Monday, January 24, 2011

Pumpin' It Up...And the Horror Stories of Using a CGM

This weekend, my husband and I had our one year wedding anniversary (yay!), and I got a coat of paint on my bathroom walls (which I've been meaning to do forever).  In D-news, I thought I was going to make it through the weekend without a reading over 200, but no such luck.  When I checked before bed last night, I was at 212...Bummer.  I'm sure it had something to do with the fact that I threw my usual dietary caution to the wind in celebration of our anniversary--I had chocolate-filled croissants and fruit for breakfast, a Dairy Queen grilled chicken sandwich & tater tots for lunch, popcorn w/chocolate-covered almonds at the movies, and fajitas for supper.  Then, after we got home, I had a couple of glasses of Banfi Rosa Regale.  I thought I'd correctly bolused for all of it, and was doing fairly well until that sparkling wine...which, I have to admit, was pretty sweet, and I think may have been the cause of my elevated BG.  Nevertheless, I couldn't do much about it at that point, so I went to bed and woke up normal (or as normal as I can be) this morning.
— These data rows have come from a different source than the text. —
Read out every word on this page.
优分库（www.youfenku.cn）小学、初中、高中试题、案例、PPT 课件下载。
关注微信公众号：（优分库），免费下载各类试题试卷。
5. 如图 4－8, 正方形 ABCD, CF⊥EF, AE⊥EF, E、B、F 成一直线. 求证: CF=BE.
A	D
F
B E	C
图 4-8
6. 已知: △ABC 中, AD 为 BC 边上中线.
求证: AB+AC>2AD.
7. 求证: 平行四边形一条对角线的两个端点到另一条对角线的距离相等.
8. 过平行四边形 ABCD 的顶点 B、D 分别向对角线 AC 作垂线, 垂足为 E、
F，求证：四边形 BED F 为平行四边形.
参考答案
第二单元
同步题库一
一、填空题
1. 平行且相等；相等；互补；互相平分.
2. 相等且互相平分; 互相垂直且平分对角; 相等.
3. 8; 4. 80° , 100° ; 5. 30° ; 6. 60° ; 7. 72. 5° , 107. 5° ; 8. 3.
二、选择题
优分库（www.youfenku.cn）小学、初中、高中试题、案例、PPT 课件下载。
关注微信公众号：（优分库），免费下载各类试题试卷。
This afternoon, upon arriving back to work from lunch, I got a call from my Medtronic rep informing me that they would be shipping my pump and equipment today and that I should receive it by Wednesday.  I'm super excited to get my pump and start using it, but that excitement was curtailed somewhat when I started reading about the Medtronic CGM...Blood, scar tissue, pain?!  OMG.  Pain, I can deal with...To an extent.  Hello, I give myself 4+ insulin injections per day on top of stabbing my finger 8+ times.  But a 1/2 inch probe (which means a 1/2 inch needle for insertion) being propelled towards my fragile body with an insertion device?  Oh boy.  I've seen the sensors in person, but never thought much about them (past "Wow, that's a long needle..."); however, reading all of these forums and blogs is making me anxious.  I've had tiny bruises and bumps and even a little blood with my injections, but nothing compared to the torture described on the diabetes web communities.
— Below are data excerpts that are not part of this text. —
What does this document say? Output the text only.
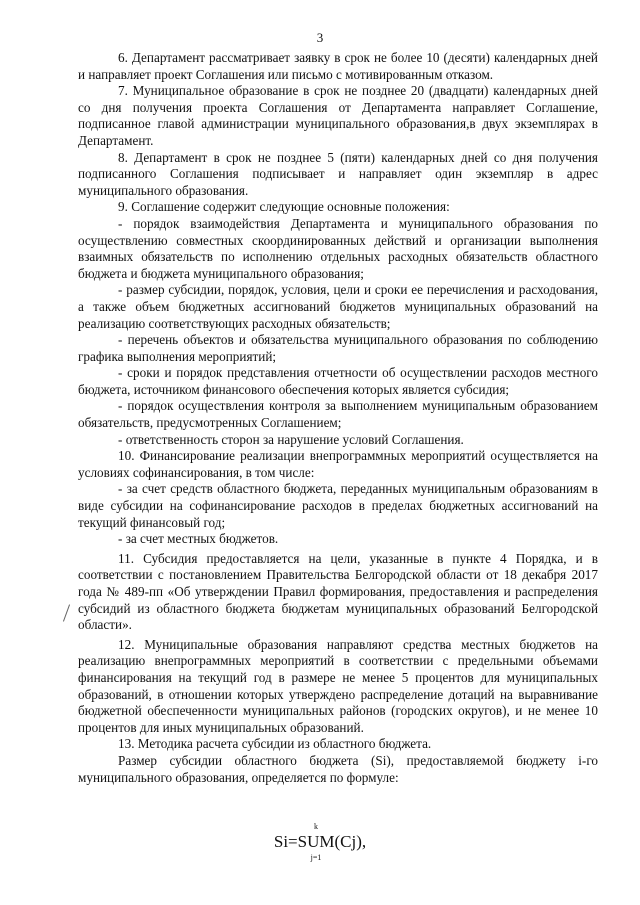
3

6. Департамент рассматривает заявку в срок не более 10 (десяти) календарных дней и направляет проект Соглашения или письмо с мотивированным отказом.

7. Муниципальное образование в срок не позднее 20 (двадцати) календарных дней со дня получения проекта Соглашения от Департамента направляет Соглашение, подписанное главой администрации муниципального образования,в двух экземплярах в Департамент.

8. Департамент в срок не позднее 5 (пяти) календарных дней со дня получения подписанного Соглашения подписывает и направляет один экземпляр в адрес муниципального образования.

9. Соглашение содержит следующие основные положения:

- порядок взаимодействия Департамента и муниципального образования по осуществлению совместных скоординированных действий и организации выполнения взаимных обязательств по исполнению отдельных расходных обязательств областного бюджета и бюджета муниципального образования;

- размер субсидии, порядок, условия, цели и сроки ее перечисления и расходования, а также объем бюджетных ассигнований бюджетов муниципальных образований на реализацию соответствующих расходных обязательств;

- перечень объектов и обязательства муниципального образования по соблюдению графика выполнения мероприятий;

- сроки и порядок представления отчетности об осуществлении расходов местного бюджета, источником финансового обеспечения которых является субсидия;

- порядок осуществления контроля за выполнением муниципальным образованием обязательств, предусмотренных Соглашением;

- ответственность сторон за нарушение условий Соглашения.

10. Финансирование реализации внепрограммных мероприятий осуществляется на условиях софинансирования, в том числе:

- за счет средств областного бюджета, переданных муниципальным образованиям в виде субсидии на софинансирование расходов в пределах бюджетных ассигнований на текущий финансовый год;

- за счет местных бюджетов.

11. Субсидия предоставляется на цели, указанные в пункте 4 Порядка, и в соответствии с постановлением Правительства Белгородской области от 18 декабря 2017 года № 489-пп «Об утверждении Правил формирования, предоставления и распределения субсидий из областного бюджета бюджетам муниципальных образований Белгородской области».

12. Муниципальные образования направляют средства местных бюджетов на реализацию внепрограммных мероприятий в соответствии с предельными объемами финансирования на текущий год в размере не менее 5 процентов для муниципальных образований, в отношении которых утверждено распределение дотаций на выравнивание бюджетной обеспеченности муниципальных районов (городских округов), и не менее 10 процентов для иных муниципальных образований.

13. Методика расчета субсидии из областного бюджета.

Размер субсидии областного бюджета (Si), предоставляемой бюджету i-го муниципального образования, определяется по формуле:

Si=
k
SUM
j=1
(Cj),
When I decided to get the CGM in addition to my pump, I was only thinking about the advantages it would give me in monitoring my BG levels, and that this would be incredibly helpful in bringing my A1C down to the proper pre-pregnancy range.  That needle didn't scare me then because I figured I would just "deal with it" as I have with everything else in the past five months.  Sticking my finger x times/day?  No problem.  MDI (Multiple Daily Injections) insulin therapy?  I'm your girl.  But as the reality of using the CGM and inserting the sensor is finally hitting me, I'm scared.  The bloody pain and discomfort described by other users has me holding my breath in the way I do when I'm anxious about impending doom.  It has me questioning whether or not I made the right decision in going with the Medtronic CGM, and if I'll be able to get past my fears to actually use it as it's intended.

The conclusion I've come to is that I'm going to have to just not think about it, put my big girl panties on, and deal with it.  Because at the end of the day, all of this pain, discomfort, and general annoyance is worth it.  As long as I can reach normal (or as near-normal as possible) BG and A1C numbers, which will give me the best possible chance of having a healthy pregnancy and baby, I'm in it for the long haul.  Hopefully, the horror stories of the Medtronic CGM will just reflect human tendency to complain about bad experiences, but not bother sharing good ones.  And to be fair, they haven't all  been bad...Amy of Too Sweet, a mother of a beautiful little princess with Type 1, sings its praises and emphasizes what a wonderful tool it is in managing such an unpredictable disease.  Many users point out that realistically, you do have to be committed to wearing the device and acknowledging its limitations to fully appreciate what it can (and can't) do for your diabetes management.  And, let's face it, most things related to managing this disease aren't the most comfortable things in the world to do.  I suppose all we can do is take it one day at a time and make the most of what we're given.  I'm very thankful that I have the opportunity to use this tool, and despite my reservations, I'm hoping and praying that it will exceed my expectations and give me an extra edge over my D-life.